= Dhabihu'llah Mahrami =

Iranian activist

Dhabihu'llah Mahrami (1946 – 15 December 2005) (also Zabihullah Mahrami) was an Iranian Baháʼí who was charged with apostasy from Islam and jailed in Iran. After 10 years in prison he was found dead in his cell.

==Discrimination toward Baháʼís==
Mahrami was an Iranian civil servant who lost his job after the government found that he was a Baháʼí. Adherents of the Baháʼí Faith are persecuted in the Islamic Republic and are denied employment. On August 16, 1995, Mr. Mahrami was called before the Islamic Revolutionary Court in Yazd, and was questioned about his adherence to the Baháʼí Faith. During the next few months the court met with Mr. Mahrami multiple times and tried to persuade him to renounce his beliefs. Upon his repeated refusal, Mr. Mahrami was charged with apostasy, and on January 2, 1996 was sentenced to death. His properties and assets were also confiscated.

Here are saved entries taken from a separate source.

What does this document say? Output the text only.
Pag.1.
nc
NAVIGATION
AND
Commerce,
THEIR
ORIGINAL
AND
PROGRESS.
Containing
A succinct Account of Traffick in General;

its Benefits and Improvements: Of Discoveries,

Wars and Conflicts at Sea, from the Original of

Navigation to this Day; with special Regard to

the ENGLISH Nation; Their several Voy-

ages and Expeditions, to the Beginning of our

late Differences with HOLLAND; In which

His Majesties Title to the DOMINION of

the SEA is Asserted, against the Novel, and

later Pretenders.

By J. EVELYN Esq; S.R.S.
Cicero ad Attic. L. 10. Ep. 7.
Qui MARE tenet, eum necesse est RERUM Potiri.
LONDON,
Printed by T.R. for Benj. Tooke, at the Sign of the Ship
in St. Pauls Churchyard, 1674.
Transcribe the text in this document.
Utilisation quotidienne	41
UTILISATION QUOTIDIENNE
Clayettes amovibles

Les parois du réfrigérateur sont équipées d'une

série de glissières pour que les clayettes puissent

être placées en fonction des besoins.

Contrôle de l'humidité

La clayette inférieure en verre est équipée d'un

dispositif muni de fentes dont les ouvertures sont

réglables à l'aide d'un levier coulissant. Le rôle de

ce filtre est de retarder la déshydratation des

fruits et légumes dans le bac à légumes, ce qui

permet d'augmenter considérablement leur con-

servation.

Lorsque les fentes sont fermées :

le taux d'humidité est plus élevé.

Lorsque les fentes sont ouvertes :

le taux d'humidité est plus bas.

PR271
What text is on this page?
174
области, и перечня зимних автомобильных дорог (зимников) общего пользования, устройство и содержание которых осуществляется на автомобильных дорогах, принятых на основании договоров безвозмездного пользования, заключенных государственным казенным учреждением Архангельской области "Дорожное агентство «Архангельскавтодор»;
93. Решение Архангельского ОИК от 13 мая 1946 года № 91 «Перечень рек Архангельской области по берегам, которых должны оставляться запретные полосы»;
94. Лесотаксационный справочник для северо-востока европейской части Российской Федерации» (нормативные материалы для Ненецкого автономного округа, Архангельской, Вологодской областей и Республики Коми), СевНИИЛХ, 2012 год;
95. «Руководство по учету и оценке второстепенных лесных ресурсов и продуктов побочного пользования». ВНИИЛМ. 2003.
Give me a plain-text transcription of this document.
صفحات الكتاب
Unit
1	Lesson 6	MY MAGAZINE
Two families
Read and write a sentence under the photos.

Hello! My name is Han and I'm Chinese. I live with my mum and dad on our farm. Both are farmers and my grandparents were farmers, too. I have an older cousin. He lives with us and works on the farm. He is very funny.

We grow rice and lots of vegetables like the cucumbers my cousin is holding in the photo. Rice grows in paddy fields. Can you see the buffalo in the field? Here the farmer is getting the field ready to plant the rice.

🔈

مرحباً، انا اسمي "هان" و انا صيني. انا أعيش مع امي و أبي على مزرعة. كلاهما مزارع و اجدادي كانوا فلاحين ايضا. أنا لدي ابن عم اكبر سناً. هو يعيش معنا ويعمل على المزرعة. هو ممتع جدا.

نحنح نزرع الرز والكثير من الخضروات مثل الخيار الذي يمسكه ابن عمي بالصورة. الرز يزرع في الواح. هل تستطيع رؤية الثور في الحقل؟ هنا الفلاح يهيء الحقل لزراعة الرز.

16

Although Mahrami was a lifelong Baháʼí, the apostasy charge apparently came about because a sympathetic Muslim colleague, in an effort to prevent Mr. Mahrami from losing his job, stated that Mr. Mahrami had converted to Islam.

==Legal appeals==
Mahrami's lawyer appealed to the Supreme Court of Iran; on January 28, 1997 the Supreme Court of Iran confirmed the death sentence and the news was conveyed orally to his relatives. In March 2000, following an international outcry, Mr. Mahrami's sentence was commuted to life in prison. Since that time until his death, Mr. Mahrami had been in a government prison in Yazd and was forced to perform arduous physical labour and had received death threats. After 10 years in prison he was found dead in his cell. The government informed his family that he had died of a heart attack, but Mr. Mahrami was reported to have been in good health shortly before his death.

After his death, organizations, including Amnesty International and the United States government, called on Iran to order a thorough investigation into his death and allow freedom of religion for all Iranians.